The next day, the hormone levels are way down, the waiting over. No baby this time. Just healing to begin. The baby comes to me in a dream, to say thanks for being a safe place to rest on her way to her forever family. The doctor tells me the little mass of tissue I saved didn't yield any information about what happened. But there'd be no reason not to try again, when we're ready.
This time, this year...
J is still friends with B, although there have been no more playdates, and I don't foresee any to come.
The ultrasounds reveal there iS a baby in there, and pretty soon, we'll maybe even know if the baby is a boy or girl.
The fair is coming up. I'll bring water with me this time.
What a difference a year makes.
August 8, 2008
Second Wind, Maybe
Finally into the second trimester, and hoping things will ease up a bit. I can tell how well I feel by how much I'm able to knit, and so far, it has been not much. But, I'm making some progress on a new knit item, and maybe will have pictures soon. In the mean time, it's been too long since I've posted pictures, so I'll share some of J, who has recently returned from a wonderful family trip to the Oregon coast.
Chasing the seagulls!
Wading in the tidepools!
Checking out the seagull poop! (That's what he told me!)

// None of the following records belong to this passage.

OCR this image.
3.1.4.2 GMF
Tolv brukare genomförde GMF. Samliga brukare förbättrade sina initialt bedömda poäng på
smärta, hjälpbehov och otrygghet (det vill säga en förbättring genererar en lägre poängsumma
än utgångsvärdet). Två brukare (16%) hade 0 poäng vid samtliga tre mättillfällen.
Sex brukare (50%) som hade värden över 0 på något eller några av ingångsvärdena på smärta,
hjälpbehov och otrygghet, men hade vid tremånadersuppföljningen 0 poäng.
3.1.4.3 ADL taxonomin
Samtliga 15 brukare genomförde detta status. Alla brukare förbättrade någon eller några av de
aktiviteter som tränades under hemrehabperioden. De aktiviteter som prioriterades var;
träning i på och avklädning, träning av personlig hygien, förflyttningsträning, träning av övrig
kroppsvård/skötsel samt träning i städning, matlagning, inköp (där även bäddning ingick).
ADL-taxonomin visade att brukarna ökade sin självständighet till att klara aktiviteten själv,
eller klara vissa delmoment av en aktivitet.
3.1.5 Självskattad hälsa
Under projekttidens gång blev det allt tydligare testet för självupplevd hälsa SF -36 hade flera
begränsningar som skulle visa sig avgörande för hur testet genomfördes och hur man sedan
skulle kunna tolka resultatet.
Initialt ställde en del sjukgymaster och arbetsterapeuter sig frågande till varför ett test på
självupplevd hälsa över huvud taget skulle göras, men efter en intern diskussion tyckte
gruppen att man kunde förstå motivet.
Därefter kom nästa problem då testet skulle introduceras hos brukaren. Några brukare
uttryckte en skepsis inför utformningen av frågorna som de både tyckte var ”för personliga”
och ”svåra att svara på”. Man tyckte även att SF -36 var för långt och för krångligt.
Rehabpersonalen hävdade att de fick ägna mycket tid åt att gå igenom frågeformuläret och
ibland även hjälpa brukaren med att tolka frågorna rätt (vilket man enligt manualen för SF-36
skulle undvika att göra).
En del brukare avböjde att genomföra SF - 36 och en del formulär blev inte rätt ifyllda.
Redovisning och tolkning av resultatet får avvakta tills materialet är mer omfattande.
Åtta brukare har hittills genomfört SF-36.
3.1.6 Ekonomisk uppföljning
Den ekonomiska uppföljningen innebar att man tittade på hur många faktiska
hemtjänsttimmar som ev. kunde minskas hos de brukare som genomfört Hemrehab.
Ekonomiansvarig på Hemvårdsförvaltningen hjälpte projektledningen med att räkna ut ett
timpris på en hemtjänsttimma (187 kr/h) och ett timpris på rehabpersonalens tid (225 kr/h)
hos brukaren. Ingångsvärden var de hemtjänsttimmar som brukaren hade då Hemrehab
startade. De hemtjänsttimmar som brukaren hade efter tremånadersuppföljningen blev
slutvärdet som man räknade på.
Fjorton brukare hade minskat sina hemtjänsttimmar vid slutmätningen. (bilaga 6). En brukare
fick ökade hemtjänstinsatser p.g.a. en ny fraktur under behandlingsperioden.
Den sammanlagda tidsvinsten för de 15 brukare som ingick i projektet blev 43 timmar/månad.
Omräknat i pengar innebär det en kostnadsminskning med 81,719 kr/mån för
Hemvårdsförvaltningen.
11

J has been adventuring with my family and without us ever since he was born. Sometimes, it's been out of necessity, and sometimes it's just because the opportunity is there for him. I think it's been good for him to spend time with my family, and since they don't live close by, I'm glad he can have some extended breaks to go visit them, even if we can't come along. One thing I notice is that he always learns some new skill while he's gone. It's like the change of environment gives him enough of a break from the routine to discover something. This time, he learned to whistle, and he's been whistling nonstop since he's been back!
At any rate, it's been good to have him back, although I'm thankful he was gone while I was so sick. I was throwing up the other day, and he was pretty concerned about me. He's also taking good care of me, too, and it's fun to see him learning those things from his papa. I know he's going to be a good big brother!